Le premier, et de loin le plus influent des philosophes de cette époque, est Kongfuzi, connu en Occident sous le nom de Confucius. Fils instruit du gouverneur de l’État de Lu (actuel Shandong), issu de la petite noblesse, il représente la classe naissante des gestionnaires et des conseillers de cour dont l’aristocratie au pouvoir a besoin pour gérer l’administration intérieure et les relations inter-États. Confucius propose une restauration des institutions sociales et politiques des premiers Zhou, estimant que ces sages souverains ont cherché à établir une société idéale par l’exemple de leur vertu personnelle. C’est pourquoi il veut créer une classe de gentilshommes vertueux et cultivés, capables de prendre en charge les fonctions les plus hautes du gouvernement et de diriger le peuple, tout en se donnant en exemple. Il s’appuie sur une morale selon laquelle une pensée juste aboutit à une attitude juste, apanage du junzi, ou « homme bien né », être à la fois droit, beau et bon. Par la suite, Mencius et Xunzi (v. 298-v. 238 av. J.-C.) reprennent et développent les théories de Confucius.
Une autre école de pensée politique fleurit et pèse durablement sur la civilisation chinoise : celle des « légistes ». Partisans d’une centralisation poussée à l’extrême, ces légistes entendent substituer aux coutumes et aux droits hérités du passé une réglementation pénale uniforme pour chaque aspect de l’activité humaine. Afin de pouvoir appliquer ce système, ils souhaitent l’établissement d’un État riche et puissant, où l’autorité du souverain serait incontestée. Ils réclament la socialisation du capital, la création de monopoles d’État et d’autres mesures économiques destinées à enrichir l’État, à renforcer sa puissance militaire et à centraliser le pouvoir administratif. Les principaux représentants de ce courant de pensée sont Shang Yang, Li Si, réformateur de l’État des Qin, et l’écrivain Han Fei.

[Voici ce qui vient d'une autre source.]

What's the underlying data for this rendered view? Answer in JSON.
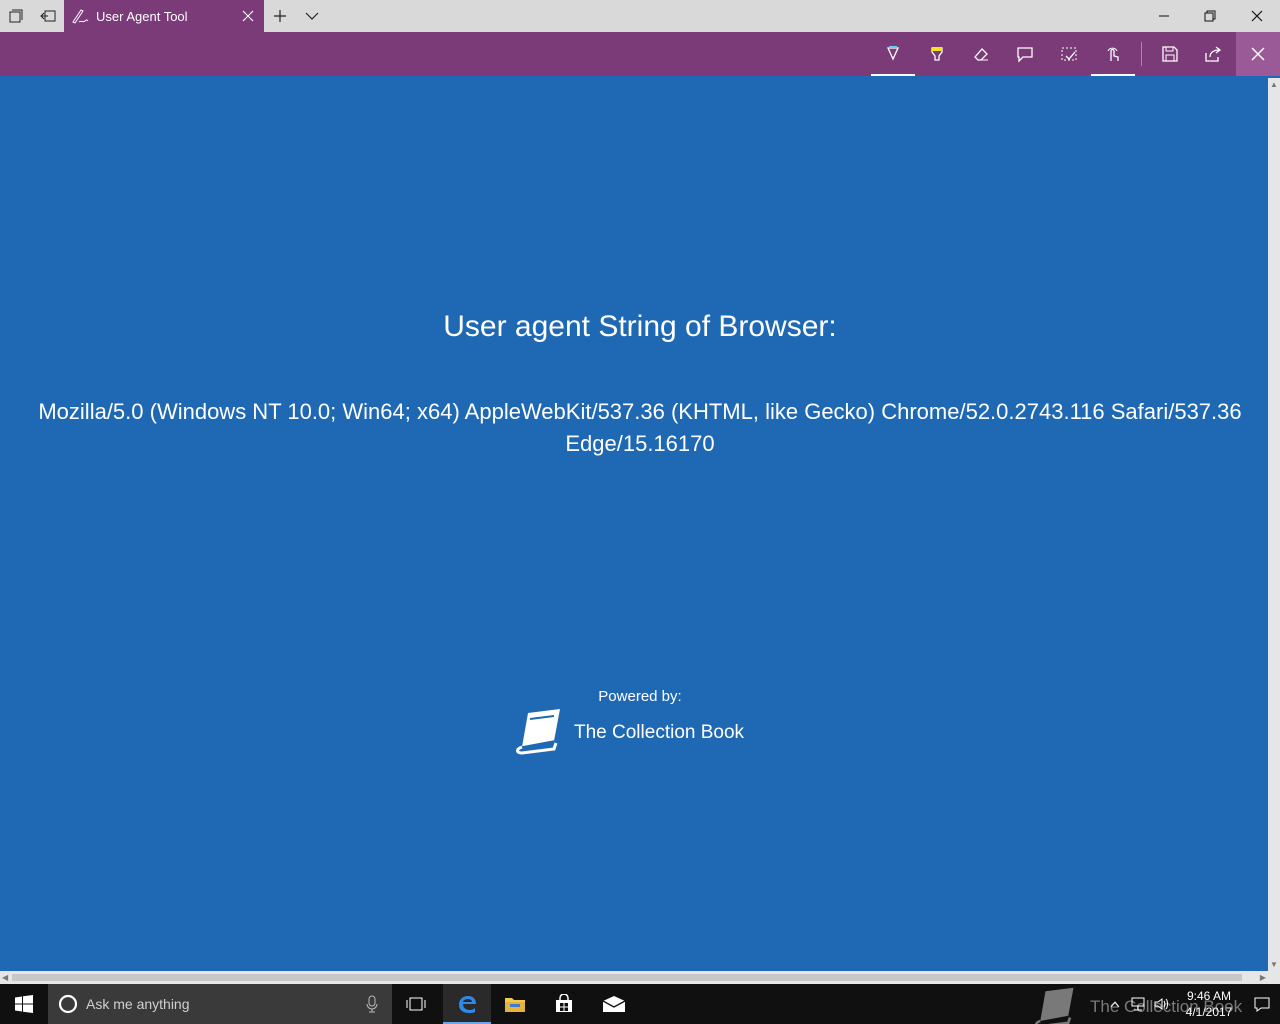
{
  "titlebar": {
    "tab_title": "User Agent Tool"
  },
  "inkbar": {
    "tools": [
      "ballpoint-pen",
      "highlighter",
      "eraser",
      "add-note",
      "clip",
      "touch-writing",
      "save",
      "share",
      "exit"
    ]
  },
  "page": {
    "heading": "User agent String of Browser:",
    "user_agent": "Mozilla/5.0 (Windows NT 10.0; Win64; x64) AppleWebKit/537.36 (KHTML, like Gecko) Chrome/52.0.2743.116 Safari/537.36 Edge/15.16170",
    "powered_by": "Powered by:",
    "brand": "The Collection Book"
  },
  "taskbar": {
    "search_placeholder": "Ask me anything",
    "time": "9:46 AM",
    "date": "4/1/2017",
    "watermark": "The Collection Book"
  },
  "colors": {
    "accent": "#7b3a78",
    "page_background": "#1f68b4",
    "taskbar": "#101010"
  }
}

Situés à l’opposé des moralistes confucéens et des légistes, les taoïstes sont à l’origine d’un courant de pensée toujours vivace en Chine. Selon leur philosophie, chaque progrès technique ne peut être qu’une étape de plus dans la perte des vertus naturelles de l’Homme et toute institution, un progrès de l’asservissement de l’être humain. Les deux textes fondateurs furent le Daodejing, ou « Classique de la voie et de sa vertu », dû à Lao-tseu, et le Zhuangzi, écrit par Zhuangzi.
5.3 Naissance de l’Empire
Au cours du IVe siècle av. J.-C., le royaume des Qin, l’un des États du nord-ouest, entreprend un programme de réformes administratives, économiques et militaires inspirées par l’un des principaux théoriciens du légisme, Li Si. En 256 av. J.-C., il absorbe celui des Zhou, ou, du moins, ce qu’il en reste. À partir de 230 av. J.-C., il soumet un à un les autres royaumes chinois (Han, Zhao, Chu, Yan, Qi, Wei), sous l’impulsion du jeune roi Qin, Ying Zheng.
5.3.1 La dynastie Qin (221-206 av. J.-C.)
Grande Muraille de Chine Dans le nord de la Chine, la Grande Muraille s'étend, sur plus de 6000 km, depuis le golfe du Bohai à l'est, jusque dans la province du Gansu à l'ouest. Destinée à empêcher les incursions barbares venues du Nord, elle fut commencée sous la période Chunqiu (VIIIe-Ve siècles av. J.-C.) de la dynastie Zhou, continuée par Qin Shi Huangdi (221-210 av. J.-C.) et terminée sous les Ming (XIVe-XVIIe siècles apr. J.-C.). Elle comporte une tour tous les 200 m et mesure entre 3 et 8 m de haut. En 221 av. J.-C., Zheng se proclame Qin Shi Huangdi, ou « Premier Auguste Souverain de la dynastie Qin ». Cette dynastie va donner son nom à la Chine.
Durant son règne (221-210 av. J.-C.), le premier empereur transforme un ensemble hétéroclite d’États quasi féodaux en un empire administrativement centralisé et culturellement unifié, dont la capitale se situe à Xianyang, à proximité de l’actuelle Xi’an. Les aristocraties héréditaires sont abolies et leurs fiefs divisés en provinces, dont l’administration est confiée à des gouverneurs directement nommés par l’empereur.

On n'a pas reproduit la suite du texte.